Die langwierigen Verhandlungen mit einer SADC-Delegation unter Mbekis Führung erbrachten am Ende eine neue Verfassung für Simbabwe sowie ein neues Wahlgesetz und wichtige Änderungen im Gesetz über die „öffentliche Ordnung“. Die Zahl der Parlamentssitze wurde von 120 auf 210 erhöht. Das Recht des Präsidenten, 30 zusätzliche Parlamentarier zu ernennen, wurde abgeschafft. Auch das Verfahren für die Präsidentschaftswahlen wurde geändert: Wenn im ersten Wahlgang nicht einer der Kandidaten 50 Prozent der Stimmen erreicht, kommt es innerhalb von 21 Tagen zu einer Stichwahl. Die SADC betonte überdies, dass sie nicht noch einmal durch staatlich organisierte Gewalt in Verlegenheit geraten wolle. Mugabe ließ daraufhin als Wahlbeobachter nur Vertreter von SADC-Ländern und anderen ihm wohlgesonnenen Staaten zu, von denen er annehmen konnte, dass sie seinen Sieg als Ergebnis „freier, fairer und glaubwürdiger“ Wahlen bescheinigen würden.

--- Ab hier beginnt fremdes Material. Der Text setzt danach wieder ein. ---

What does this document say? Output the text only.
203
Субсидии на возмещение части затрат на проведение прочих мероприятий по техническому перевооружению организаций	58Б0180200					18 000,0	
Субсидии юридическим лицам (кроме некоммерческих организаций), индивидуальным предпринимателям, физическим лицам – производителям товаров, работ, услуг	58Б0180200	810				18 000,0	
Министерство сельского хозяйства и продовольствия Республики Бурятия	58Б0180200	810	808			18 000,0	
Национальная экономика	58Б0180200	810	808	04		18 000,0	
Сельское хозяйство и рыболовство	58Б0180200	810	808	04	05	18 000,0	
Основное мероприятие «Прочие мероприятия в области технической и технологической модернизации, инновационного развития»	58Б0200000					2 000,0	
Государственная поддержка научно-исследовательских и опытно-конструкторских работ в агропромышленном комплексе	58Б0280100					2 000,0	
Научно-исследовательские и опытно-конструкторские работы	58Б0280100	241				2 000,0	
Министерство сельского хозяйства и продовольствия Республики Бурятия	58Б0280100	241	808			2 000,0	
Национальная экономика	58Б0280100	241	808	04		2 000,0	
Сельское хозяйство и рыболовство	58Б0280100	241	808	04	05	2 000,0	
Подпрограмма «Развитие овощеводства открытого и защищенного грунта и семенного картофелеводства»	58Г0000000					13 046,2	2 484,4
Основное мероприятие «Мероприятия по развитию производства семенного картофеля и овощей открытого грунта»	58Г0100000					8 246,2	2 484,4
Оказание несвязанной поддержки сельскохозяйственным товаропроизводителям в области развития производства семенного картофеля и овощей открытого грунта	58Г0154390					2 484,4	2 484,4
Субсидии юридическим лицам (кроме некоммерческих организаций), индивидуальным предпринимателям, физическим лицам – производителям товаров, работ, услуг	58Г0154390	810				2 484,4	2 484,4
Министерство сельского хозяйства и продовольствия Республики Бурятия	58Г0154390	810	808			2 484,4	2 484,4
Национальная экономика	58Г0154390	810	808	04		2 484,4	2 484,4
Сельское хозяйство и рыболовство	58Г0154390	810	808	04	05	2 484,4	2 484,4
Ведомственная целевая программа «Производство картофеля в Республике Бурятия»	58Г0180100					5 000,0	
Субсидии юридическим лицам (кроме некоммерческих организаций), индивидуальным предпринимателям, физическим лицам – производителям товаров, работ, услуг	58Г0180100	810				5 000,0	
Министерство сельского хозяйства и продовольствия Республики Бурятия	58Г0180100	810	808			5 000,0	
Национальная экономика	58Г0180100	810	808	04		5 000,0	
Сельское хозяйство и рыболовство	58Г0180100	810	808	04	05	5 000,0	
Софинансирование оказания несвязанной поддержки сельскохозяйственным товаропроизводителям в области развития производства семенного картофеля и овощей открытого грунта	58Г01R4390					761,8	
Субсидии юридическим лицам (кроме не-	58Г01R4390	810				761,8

Kleingedrucktes mit großer Wirkung
Diese neue Abmachung lief faktisch auf einen Deal zwischen Mbeki und Mugabe hinaus, der diesem den Machterhalt seiner Zanu-PF, wenn auch mit sanfteren Mitteln, garantieren sollte. In der Befürchtung, dass die Herrschaft der Zanu-PF mit der Person Mugabe gleichgesetzt würde, forderte Mbeki, dass der 84-jährige Präsident sein Amt zugunsten des jungen Modernisierers Simba Makoni aufgeben sollte. Als Mugabe dies verweigerte, ging Makoni als Dissident der Zanu-PF ins Rennen, wobei er hoffte, genügend Stimmen zu gewinnen, um in der zweiten Wahlrunde durchzukommen.

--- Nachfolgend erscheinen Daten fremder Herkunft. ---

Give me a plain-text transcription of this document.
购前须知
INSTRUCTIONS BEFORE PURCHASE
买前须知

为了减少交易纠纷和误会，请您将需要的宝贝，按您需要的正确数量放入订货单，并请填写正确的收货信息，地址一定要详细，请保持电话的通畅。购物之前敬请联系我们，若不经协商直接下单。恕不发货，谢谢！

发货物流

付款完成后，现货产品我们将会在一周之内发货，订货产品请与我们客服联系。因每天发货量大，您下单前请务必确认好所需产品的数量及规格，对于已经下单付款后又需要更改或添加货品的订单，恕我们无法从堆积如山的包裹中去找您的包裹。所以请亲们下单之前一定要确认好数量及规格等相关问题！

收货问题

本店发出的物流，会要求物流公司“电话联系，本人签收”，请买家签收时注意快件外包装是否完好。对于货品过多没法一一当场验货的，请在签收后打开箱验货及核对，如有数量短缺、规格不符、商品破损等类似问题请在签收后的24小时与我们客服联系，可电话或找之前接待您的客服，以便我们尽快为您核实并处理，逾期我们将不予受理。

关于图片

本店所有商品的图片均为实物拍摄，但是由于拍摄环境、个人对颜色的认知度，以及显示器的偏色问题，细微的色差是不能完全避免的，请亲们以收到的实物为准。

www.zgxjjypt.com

In einem Punkt waren sich Mbeki und Mugabe jedoch einig: Tsvangirai und der MDC durften auf keinen Fall siegen. Und beide waren überzeugt, dass die neuen Wahlmodalitäten den MDC hinreichend benachteiligten. So jedenfalls sieht es Willias Mudzimure, der für die MDC in Harare einen Parlamentssitz erobert hat: „Ganz sicher dachten sie, dass Mugabe gewinnen und dass die SADC damit ganz zufrieden sein würde. Sie hatten gesehen, wie stark Mugabe bei den ländlichen Wählern abgeschnitten hatte; und so kalkulierten sie, dass das vergrößerte Parlament mehr Sitze für die ländlichen Regionen bedeutet, die alle an Mugabe gehen würden. Und weil auf dem flachen Lande bei früheren Wahlen so viel Terror herrschte, konnten wir oft keine Kandidaten finden – die Leute hatten einfach zu viel Angst.“
Hinzu kommt ein zweiter Punkt. Der MDC hatte, wie schon in der Vergangenheit, keinerlei Zugang zu den staatlichen Medien einschließlich Radio- und Fernsehstationen. Und da die Opposition nur von einer einzigen Zeitung unterstützt wurde – der inzwischen verbotenen Daily News, deren Druckerei in die Luft geflogen ist – war sie bei der Verbreitung ihres politischen Programms stark benachteiligt. Zu allem Übel hatte sich der MDC auch noch gespalten, und die beiden rivalisierende Bewegungen jagten sich gegenseitig die Stimmen ab, wobei der eine Flügel im Grunde die Partei der Ndebele darstellt, die nur noch im ländlichen Matabeleland Unterstützung findet, während die Mehrheitsfraktion zu Tsvangirai hält. Und der MDC kannte seine Probleme so gut, dass er fast bettelte, die Wahlen um drei Monate zu verschieben.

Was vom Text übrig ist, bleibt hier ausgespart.